The data revealed that the top 40 estates had an average net asset value of £42.4mn, meaning that their average effective tax rate was around 22 per cent.
The headline rate of inheritance tax, or IHT, is 40 per cent, charged above a tax-free threshold of £325,000 — with an additional £175,000 allowance given if passing a main residence to direct descendants.
The wealthiest estates have often able to make use of inheritance tax reliefs that reduce the rate of liability. But changes made in the Budget, including for farming and business assets, mean it could be harder for people to mitigate against inheritance tax in future, some tax experts said.
The Budget changes would also lead to more middle-income families facing IHT bills, warned Derek Miles, chief executive of Titan Wealth Planning, an advisory firm, which made the FOI request.
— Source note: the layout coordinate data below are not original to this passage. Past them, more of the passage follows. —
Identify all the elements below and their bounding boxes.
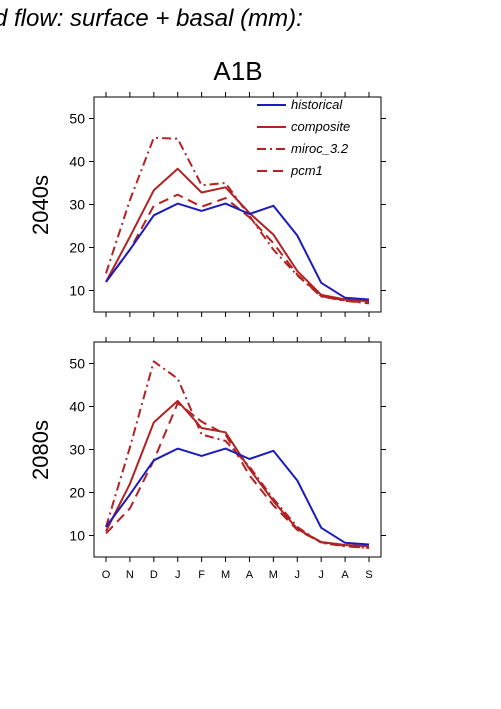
- legend-entry-pcm1: pcm1: [290, 163, 323, 178]
- chart-panels: 10 20 30 40 50 2040s historical composite miroc_…: [28, 92, 386, 581]
- y-tick-label: 10: [69, 283, 85, 299]
- row-label-2080s: 2080s: [28, 420, 53, 480]
- chart-panel-2080s: 10 20 30 40 50 O N D J F M A M J J A S 2080s: [28, 337, 386, 581]
- series-line-historical: [105, 447, 370, 546]
- x-tick-label: J: [318, 569, 324, 581]
- x-tick-label: D: [150, 569, 158, 581]
- row-label-2040s: 2040s: [28, 175, 53, 235]
- x-tick-label: J: [175, 569, 181, 581]
- y-tick-label: 20: [69, 485, 85, 501]
- y-tick-label: 50: [69, 111, 85, 127]
- y-tick-label: 30: [69, 197, 85, 213]
- y-tick-label: 40: [69, 154, 85, 170]
- scenario-label: A1B: [213, 56, 262, 86]
- series-line-pcm1: [105, 193, 370, 304]
- x-tick-label: S: [365, 569, 372, 581]
- series-line-pcm1: [105, 402, 370, 549]
- figure-title: d flow: surface + basal (mm):: [0, 5, 303, 32]
- x-tick-label: J: [295, 569, 301, 581]
- series-line-historical: [105, 202, 370, 301]
- legend-entry-miroc_3.2: miroc_3.2: [291, 141, 349, 156]
- y-tick-label: 20: [69, 240, 85, 256]
- chart-panel-2040s: 10 20 30 40 50 2040s historical composite miroc_…: [28, 92, 386, 317]
- series-line-composite: [105, 167, 370, 303]
- x-tick-label: M: [221, 569, 230, 581]
- x-tick-label: A: [246, 569, 254, 581]
- y-tick-label: 30: [69, 442, 85, 458]
- legend-entry-historical: historical: [291, 97, 343, 112]
- y-tick-label: 40: [69, 399, 85, 415]
- x-tick-label: A: [341, 569, 349, 581]
- x-tick-label: F: [198, 569, 205, 581]
- x-tick-label: M: [269, 569, 278, 581]
- x-tick-label: N: [126, 569, 134, 581]
- x-tick-label: O: [102, 569, 111, 581]
- y-tick-label: 50: [69, 356, 85, 372]
- legend-entry-composite: composite: [291, 119, 350, 134]
- y-tick-label: 10: [69, 528, 85, 544]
“Changes to how inherited farms and pensions are taxed promise to increase IHT charges even further, unless you take the necessary steps to mitigate exposure,” he said.
The Autumn Budget made several reforms to inheritance tax including capping agricultural and business property relief at 50 per cent above a threshold of £1mn per person, from 2026. Meanwhile pension wealth, which was previously exempt from IHT, will form part of the deceased person’s estate from April 2027.
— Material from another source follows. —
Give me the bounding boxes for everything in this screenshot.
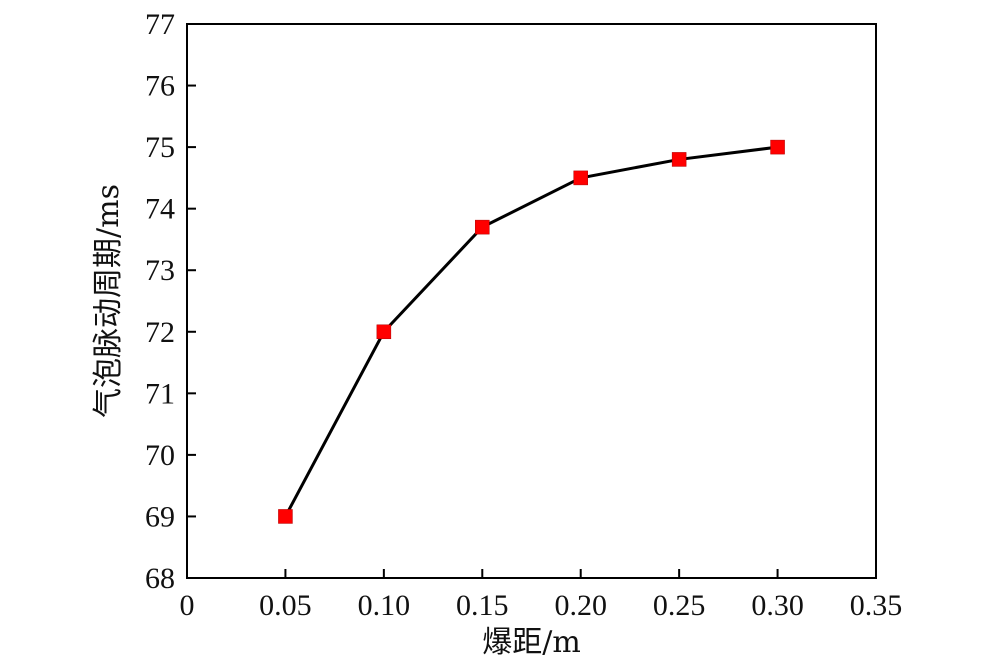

“Families will need to carefully consider how to structure these assets to optimise tax efficiency,” said Mike Bagg, tax partner at Milsted Langdon, an accountancy firm.
“For some, this may mean exploring different options, such as trusts or alternative succession plans, to retain family wealth across generations.”
The FOI reported that in 2021-22, 889 families were hit with charges of more than £1mn, including 67 estates where IHT exposure was greater than £4mn.
Early planning was key to limiting the potential impact of an IHT liability on beneficiaries, Miles said. This included the option of giving assets away during your lifetime. Under the “potentially exempt transfer” rules, individuals can make gifts of unlimited value free of inheritance tax if the person survives a further seven years.
“There are ways to mitigate and not to pay inheritance tax, but time is your enemy,” Miles said.
“It’s also crucial to understand the rules before you embark on this course of action. For example, if you gift a property to your children, you can’t live there rent-free afterwards. If you do, then the IHT exemption will no longer apply.
“This is something particularly relevant to farmers looking to make use of lifetime gifting, given that many will actually live on their farms.”
The removal of the IHT exemption on pensions from 2027 would be a key driver in increasing the number of estates facing an inheritance tax bill, the advisers said.
Bagg said some pensioners might want to consider drawing on their pensions earlier than they would have, because of the changes. However, he recommended proceeding with caution “to ensure you don’t run out of funds to cover your basic needs before you pass away”.
“Additionally, be mindful of the tax implications of drawing down larger amounts, as this could push you into a higher income tax bracket,” Bagg said.